In the meantime, Carlisle is also philosophical about her band. It is a wonderful part of her life and she feels a close personal bond with her bandmates as if they were all sisters, but there will never be a fifth Go-Go’s album, she assures me. In fact, the band has officially broken up again – but this time for good. This year the Go-Go’s were planning to have a farewell tour to celebrate their career. However fate intervened.
“Tickets were being sold and it was doing really well, and then Jane [Wiedlin] fell while climbing and completely shattered both of her knees,” Carlisle explains. “We had to cancel the whole tour, which was going to be the last tour. I don’t know if we’ll make that up, because that’s so far down the line for me – at least a year recovery. We just got a star on Hollywood Boulevard, so maybe we’ll do a couple of dates around that and that’ll be the end. I’d like to go out with a little bit of dignity and grace. I don’t want to be around too long. I think that’s kind of pathetic.”
Carlisle will continue to record and tour as a solo artist when she is moved to, but the music is no longer the only focus of her life.

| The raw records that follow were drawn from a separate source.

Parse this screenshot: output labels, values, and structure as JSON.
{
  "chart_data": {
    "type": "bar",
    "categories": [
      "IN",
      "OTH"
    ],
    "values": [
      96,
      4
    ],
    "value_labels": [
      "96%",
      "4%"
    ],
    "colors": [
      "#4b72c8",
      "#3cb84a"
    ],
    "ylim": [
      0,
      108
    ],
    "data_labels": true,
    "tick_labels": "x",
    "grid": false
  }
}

“I’m recording in the fall, actually,” Carlisle says. “It’s just one of the things that I love doing. I have a whole other business in India – a jewelry and clothing export thing. I work a lot on that, too. I’ll always do little dates and recording, as long as it’s fun. Whatever I do record, I have to have the same sort of attitude about it as I did for my French album, because that was such an amazing experience and I don’t want to be on a hamster wheel anymore. I don’t want to have to feel I need to compete. I want to have 100% artistic freedom to be able to experiment, because my tastes aren’t really that mainstream. My tastes do run along the lines of being eccentric. So, yeah, I’m sure I will do little projects now and again. Now, for the next 50 years, I’d like to slow down a little bit and enjoy the fruits of my labor, basically.”
After all, Belinda Carlisle has had a fascinating existence and has achieved more than most people have ever dreamed of. Now, she is enjoying what she has achieved in life.
“Everybody says that you have to plant a tree, have a baby and write a book,” Carlisle smiles. “That’s the three things you need to do in life. I’ve done all three.”